26-4 Trends in Stream Conditions on Lands Managed by the Forest Service and Bureau of Land Management within the Interior West

Brett B. Roper , Stream and Aquatic Ecology Center, USDA Forest Service, Logan, UT
Human alteration of landscapes have negativity altered hydrologic processes in a manner that have altered the formation of stream habitat and affected the viability of the biota dependent on naturally functioning streams systems.

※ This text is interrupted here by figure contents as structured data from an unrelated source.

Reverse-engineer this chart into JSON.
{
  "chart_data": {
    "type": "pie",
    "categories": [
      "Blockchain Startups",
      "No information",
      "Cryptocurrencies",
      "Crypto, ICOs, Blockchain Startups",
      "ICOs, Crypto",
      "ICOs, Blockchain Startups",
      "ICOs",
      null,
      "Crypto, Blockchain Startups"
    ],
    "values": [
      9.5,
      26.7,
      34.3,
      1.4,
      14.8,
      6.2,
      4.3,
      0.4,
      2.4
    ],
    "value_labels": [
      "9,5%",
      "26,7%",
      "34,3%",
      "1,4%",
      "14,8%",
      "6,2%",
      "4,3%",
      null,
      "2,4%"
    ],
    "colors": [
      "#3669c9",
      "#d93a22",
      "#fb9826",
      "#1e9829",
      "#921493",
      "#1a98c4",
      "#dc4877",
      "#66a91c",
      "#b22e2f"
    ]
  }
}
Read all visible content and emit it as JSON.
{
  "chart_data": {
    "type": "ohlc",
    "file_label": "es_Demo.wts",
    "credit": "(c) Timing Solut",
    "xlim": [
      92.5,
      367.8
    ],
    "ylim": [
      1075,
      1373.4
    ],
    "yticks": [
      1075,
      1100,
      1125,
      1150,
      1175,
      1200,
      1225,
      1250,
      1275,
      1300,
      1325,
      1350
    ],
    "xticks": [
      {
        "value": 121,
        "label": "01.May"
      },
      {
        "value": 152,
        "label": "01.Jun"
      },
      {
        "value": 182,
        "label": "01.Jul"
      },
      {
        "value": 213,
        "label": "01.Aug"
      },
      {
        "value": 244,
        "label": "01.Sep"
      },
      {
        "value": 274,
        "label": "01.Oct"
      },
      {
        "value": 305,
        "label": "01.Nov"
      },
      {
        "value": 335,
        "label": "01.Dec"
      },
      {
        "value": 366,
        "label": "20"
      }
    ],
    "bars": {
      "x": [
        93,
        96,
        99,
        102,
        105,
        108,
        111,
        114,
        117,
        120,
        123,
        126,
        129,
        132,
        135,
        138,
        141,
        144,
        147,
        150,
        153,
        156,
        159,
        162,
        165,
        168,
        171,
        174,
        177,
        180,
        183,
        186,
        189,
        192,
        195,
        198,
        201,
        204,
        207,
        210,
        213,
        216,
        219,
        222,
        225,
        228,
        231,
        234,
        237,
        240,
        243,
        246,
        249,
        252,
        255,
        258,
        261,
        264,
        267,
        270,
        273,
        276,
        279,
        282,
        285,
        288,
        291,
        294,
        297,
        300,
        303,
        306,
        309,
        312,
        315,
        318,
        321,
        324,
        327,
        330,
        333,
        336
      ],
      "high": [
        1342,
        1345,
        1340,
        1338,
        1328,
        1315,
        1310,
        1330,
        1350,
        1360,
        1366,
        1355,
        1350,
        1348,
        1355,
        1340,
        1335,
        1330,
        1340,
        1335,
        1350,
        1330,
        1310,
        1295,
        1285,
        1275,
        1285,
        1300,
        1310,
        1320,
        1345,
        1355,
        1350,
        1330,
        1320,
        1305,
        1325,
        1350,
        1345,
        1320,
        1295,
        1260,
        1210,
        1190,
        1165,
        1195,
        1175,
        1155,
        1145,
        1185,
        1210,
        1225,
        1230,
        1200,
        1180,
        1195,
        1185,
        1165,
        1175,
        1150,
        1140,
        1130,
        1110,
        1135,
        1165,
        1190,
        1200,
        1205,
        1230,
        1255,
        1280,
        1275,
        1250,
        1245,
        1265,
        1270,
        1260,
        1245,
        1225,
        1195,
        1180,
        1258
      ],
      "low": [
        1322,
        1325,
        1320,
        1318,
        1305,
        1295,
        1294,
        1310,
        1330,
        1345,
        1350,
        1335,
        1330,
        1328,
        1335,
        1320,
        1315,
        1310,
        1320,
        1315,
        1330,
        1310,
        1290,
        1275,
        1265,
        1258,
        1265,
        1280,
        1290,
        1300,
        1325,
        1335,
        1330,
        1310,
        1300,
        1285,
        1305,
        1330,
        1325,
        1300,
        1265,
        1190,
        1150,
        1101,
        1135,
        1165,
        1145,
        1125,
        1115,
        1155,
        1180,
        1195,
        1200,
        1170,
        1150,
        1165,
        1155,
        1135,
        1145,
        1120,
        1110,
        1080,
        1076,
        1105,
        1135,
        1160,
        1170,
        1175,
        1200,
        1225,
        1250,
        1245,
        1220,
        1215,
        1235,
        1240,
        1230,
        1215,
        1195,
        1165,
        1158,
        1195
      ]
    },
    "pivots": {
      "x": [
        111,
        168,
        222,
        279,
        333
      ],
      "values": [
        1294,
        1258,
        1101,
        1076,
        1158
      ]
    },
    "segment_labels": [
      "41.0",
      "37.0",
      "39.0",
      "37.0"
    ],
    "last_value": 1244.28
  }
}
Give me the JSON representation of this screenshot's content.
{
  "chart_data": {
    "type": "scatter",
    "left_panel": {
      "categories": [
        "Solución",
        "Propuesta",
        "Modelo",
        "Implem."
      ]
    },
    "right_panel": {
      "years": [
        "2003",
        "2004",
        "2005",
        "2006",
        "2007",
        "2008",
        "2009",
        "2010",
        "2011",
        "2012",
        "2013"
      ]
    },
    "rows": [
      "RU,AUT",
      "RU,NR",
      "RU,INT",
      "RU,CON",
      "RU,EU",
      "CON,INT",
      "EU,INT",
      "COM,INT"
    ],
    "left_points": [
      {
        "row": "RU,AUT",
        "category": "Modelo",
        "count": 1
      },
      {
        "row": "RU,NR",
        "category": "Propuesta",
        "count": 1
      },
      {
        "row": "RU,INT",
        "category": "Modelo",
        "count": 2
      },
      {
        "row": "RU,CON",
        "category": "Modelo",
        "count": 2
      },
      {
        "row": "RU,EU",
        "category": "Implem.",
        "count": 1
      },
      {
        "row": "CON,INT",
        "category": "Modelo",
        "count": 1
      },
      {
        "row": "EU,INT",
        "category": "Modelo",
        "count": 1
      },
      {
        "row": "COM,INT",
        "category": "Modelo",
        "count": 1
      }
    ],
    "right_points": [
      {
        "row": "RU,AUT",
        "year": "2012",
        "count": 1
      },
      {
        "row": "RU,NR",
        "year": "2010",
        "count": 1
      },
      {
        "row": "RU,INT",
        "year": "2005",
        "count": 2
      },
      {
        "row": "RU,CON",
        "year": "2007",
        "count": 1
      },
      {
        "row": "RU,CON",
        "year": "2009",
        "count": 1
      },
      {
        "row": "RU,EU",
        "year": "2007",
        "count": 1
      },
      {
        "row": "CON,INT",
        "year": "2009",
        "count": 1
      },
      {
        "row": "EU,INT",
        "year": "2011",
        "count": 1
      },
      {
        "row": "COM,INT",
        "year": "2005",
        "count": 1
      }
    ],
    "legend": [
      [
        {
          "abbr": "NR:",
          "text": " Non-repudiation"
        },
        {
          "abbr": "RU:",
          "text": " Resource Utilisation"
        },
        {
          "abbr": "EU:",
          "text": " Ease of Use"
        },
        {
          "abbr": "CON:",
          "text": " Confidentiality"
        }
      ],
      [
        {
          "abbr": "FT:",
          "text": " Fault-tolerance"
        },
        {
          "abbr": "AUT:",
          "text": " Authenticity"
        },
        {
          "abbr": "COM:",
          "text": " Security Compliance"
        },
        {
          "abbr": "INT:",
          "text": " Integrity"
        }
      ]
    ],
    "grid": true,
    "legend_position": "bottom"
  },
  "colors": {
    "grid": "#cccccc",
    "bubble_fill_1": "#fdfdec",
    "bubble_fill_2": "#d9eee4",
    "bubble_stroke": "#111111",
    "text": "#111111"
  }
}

As societies increasingly more water and other natural resources, the ability of managers to produce these goods will be based, in part, on their ability to maintain and restore watershed processes.  Being accountable to the goal of maintaining watershed process requires the ability track the status and trends of aquatic systems.  Within the Interior Columbia River Basin and over the last decade, the PACFISH INFISH Biological Opinion Effectiveness Monitoring Program (PIBO EMP) trying to answer the question; “Are key biological and physical components of aquatic and riparian communities being improved, degraded, or restored within the range of anadromous salmonids (Oncorhynchus sp.) and bull trout (Salvelinus confluentus)?”.  This program has sampled over 1300 stream reaches within the Basin.  Each of these reaches has been sampled twice so the PIBO EMP is in the position to describe the trend in stream habitat in response to changes in land management practices since the last 1990’s.  We will explore stream habitat trends over the last 10 years.